If the broad lowest-common denominator comedy Last Vegas is The Hangover of oldster party movies, then the indie feature Old Goats is that genre’s Best in Show.
Out in a new Blu-ray/DVD combo Pack today, Last Vegas seems more like a vacation for its lead actors than an actual movie. As referenced over and over again in the six chincy extra features on this disc, Last Vegas was the first time that either Morgan Freeman, Michael Douglas, Robert De Niro, or Kevin Kline ever worked together. More so than the script, its pretty obvious that the reason each of them signed on was because the others had agreed to sign on.
A vacation in Las Vegas with three other Oscar-winning actors, surrounded by beautiful women? Who could pass that up?
The flimsy story that exists solely to take advantage of the goodwill each of these larger-than-life personalities have already built up over the last 40 years is pretty much what you’d expect. Four old friends get together for a weekend of debauchery in Vegas, each with their own grand plans. They go through the usual litany of every-guy sexual fantasies (made even more creepy by their age) and then instead end up with softened, sentimental moments that reinforce what decent guys they were in the first place.
In the meantime, there’s a constant barrage of cheap jokes which the actors pull off with their usual charm, but the movie also makes you disappointed that they’ve stooped to this level of humor. Then again, a look at their recent filmographies — with a couple exceptions (Behind the Candelabra, Silver Linings Playbook) — shows that even legends have to pay the rent. (Last Vegas may be crude and obvious, but its far easier to swallow than the schmaltzy pap of another Freeman straight-to-DVD dud or Kline’s Darling Companion, for example.)
Director Jon Turteltaub and writer Dan Fogelman have a commentary track on the Blu-ray as well, and its clear the goal was to make a formulaic, slick, fish-out-of-water story and rely on casting to make it all work. Thanks to its actors, its pretty breezy stuff, even while it may leave you shaking your head at how 100 percent unlikely and truly flimsy it all is. You see, the old guys partied so hard that 50 Cent asked them to turn it down!
On the complete other end of the spectrum but covering the same demographic, the tiny independent film Old Goats – now available on DVD from Music Box Films – is described on the movie’s Facebook Page as “a gentle comedy about the indignities of aging.” The movie cost only $5,000 to make, which means that multihyphenate Taylor Guterson wrote, directed, edited, and shot the movie himself over seven months with an all-volunteer cast.
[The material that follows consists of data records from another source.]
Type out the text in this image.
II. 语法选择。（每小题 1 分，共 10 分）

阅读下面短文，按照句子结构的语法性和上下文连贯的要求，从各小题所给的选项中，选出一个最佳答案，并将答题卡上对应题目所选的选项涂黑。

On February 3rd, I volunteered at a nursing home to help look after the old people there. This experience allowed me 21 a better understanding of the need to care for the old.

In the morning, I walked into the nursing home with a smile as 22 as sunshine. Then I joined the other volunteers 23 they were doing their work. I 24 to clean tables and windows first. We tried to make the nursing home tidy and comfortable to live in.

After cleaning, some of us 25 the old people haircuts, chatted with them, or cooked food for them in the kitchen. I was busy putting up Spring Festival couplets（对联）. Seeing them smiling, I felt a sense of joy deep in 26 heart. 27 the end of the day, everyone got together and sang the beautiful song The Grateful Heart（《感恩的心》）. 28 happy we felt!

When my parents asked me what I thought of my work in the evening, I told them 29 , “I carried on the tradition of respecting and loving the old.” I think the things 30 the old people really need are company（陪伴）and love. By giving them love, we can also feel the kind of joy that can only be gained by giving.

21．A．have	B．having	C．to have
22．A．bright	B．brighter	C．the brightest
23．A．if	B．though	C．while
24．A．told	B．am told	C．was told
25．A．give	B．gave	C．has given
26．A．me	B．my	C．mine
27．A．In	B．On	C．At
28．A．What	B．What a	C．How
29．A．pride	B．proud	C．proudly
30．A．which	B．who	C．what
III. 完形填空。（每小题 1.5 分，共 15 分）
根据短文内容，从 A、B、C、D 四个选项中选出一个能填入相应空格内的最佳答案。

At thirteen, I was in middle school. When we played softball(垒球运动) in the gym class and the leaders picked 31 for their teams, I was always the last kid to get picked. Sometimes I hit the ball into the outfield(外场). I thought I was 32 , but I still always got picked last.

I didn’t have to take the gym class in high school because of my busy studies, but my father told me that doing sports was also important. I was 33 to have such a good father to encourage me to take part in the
It’s a defining example of seeing an opportunity for a movie where none currently existed, and then using the actual inspirations in the actual film. Having met Bob Burkholder, Britton Crosley and David VanderWal on various short film projects, Guterson thought they had a unique, dry sense of humor, so he crafted the story of three unconventional 60 and 70-something retirees who live on the rustic Bainbridge Island (in Puget Sound near Seattle) around their own personalities and natural chemistry.
Old Goats uses the life experience of its cast to inform the direction of the film, and one gets the idea that each actor (using their actual names in the movie as well) is merely playing a heightened version of themselves. The film has a shaggy, improvisational quality to it, even though its reportedly scripted. Sometimes the film seems a bit aimless, but there’s always an unexpected moment or a great deadpan punchline ahead.
It doesn’t have the sweeping quality of a Robert Altman film, but the revered director’s penchant for overlapping dialogue is certainly a factor here, as is some amateurish acting. Again, this is all part of the film’s charm. One of its most endearing qualities is its insistence to never reduce its cast — which is made up almost entirely of senior citizens — to the jokey cliches that they so often are in films like Last Vegas. Old Goats truly is a one-of-a-kind movie, and given the limited kind of stories told about this age group, its a wonder it exists at all.
The DVD includes 4 minutes of deleted scenes, Grandparents Movie Review, a very short cast feature, a 48-Hour Film Project short called Behind the Scenes of Twisted Love starring Burkholder, and a 5-minute tribute to Burkholder, who passed away last September.